Todos levantarão a mão, com exceção de Brigitte Boccone-Pagès, eleita pela minoria, e Régis Bergonzi, pela maioria. Somente este último defendeu sua posição "contra", o que lhe rendeu o silêncio do público.
Certamente foi preciso coragem política para defender e argumentar uma posição "contra a corrente" dos pares da maioria. Régis Bergonzi é o único deputado eleito da União que votou contra o Projeto de Lei nº 267, que visa descriminalizar completamente a interrupção voluntária da gravidez.
"Não é por oposição de princípio, nem por recusa da evolução, mas porque, em consciência, duvido (...). Não é um pretexto nem uma fuga. É um questionamento profundo, diante de um questionamento ético. Posso parecer um idiota esta noite, mas, pessoalmente, em consciência e pelas minhas convicções pessoais que não procuro impor a ninguém, não me vejo fazendo, por minha decisão, parar um coração de bater dessa maneira", defendeu . Para a questão de quando começa a vida humana, não encontrei uma resposta clara. E enquanto essa dúvida persistir, não me sinto legítimo para participar de um ato legislativo carregado de significado." Ele também acredita que a singularidade de Mônaco, ou seja, o lugar ocupado pela Igreja, "merece ser respeitada não pela imobilidade, mas pela prudência". Por fim, ele questiona a capacidade de garantir o anonimato e a confidencialidade das mulheres que realizam abortos em uma área tão restrita.

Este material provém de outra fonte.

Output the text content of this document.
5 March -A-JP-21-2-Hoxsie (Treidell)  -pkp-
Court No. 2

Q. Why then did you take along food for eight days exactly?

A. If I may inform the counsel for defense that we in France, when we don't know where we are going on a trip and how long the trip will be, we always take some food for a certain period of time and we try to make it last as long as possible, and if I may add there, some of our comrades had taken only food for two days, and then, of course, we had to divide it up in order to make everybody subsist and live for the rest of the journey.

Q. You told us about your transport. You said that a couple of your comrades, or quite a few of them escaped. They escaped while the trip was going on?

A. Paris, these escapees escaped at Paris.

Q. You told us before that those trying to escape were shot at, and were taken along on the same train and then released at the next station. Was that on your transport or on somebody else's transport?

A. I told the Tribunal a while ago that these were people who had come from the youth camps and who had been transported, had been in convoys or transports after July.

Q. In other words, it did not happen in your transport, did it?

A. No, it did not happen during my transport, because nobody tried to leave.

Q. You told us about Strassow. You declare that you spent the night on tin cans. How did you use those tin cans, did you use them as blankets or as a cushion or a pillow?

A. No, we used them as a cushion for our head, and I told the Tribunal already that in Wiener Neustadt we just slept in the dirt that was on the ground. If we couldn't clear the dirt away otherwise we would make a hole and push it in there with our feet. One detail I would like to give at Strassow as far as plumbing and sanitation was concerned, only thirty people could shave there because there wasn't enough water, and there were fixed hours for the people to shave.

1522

Brigitte Boccone-Pagès, eleita pela minoria desde janeiro, também votou "contra", sem contudo dar justificativa. Entretanto, foi sob sua presidência que o tema do aborto foi iniciado. Questionada sobre essa contradição, ela mencionou uma reunião solicitada por Jean-Louis Grinda e Christine Pasquier-Ciulla, em 11 de maio de 2023, para discutir o assunto, mas garantiu que não deu "nenhuma instrução para iniciar qualquer estudo ou iniciar qualquer outro processo com a equipe do Conselho Nacional".
"Rejeitei essa questão imediatamente e disse a eles que não era o momento de acrescentar mais divisão ao problema que nos ocupava naquele momento." Ou seja, o risco de Mônaco ser colocado na lista cinza.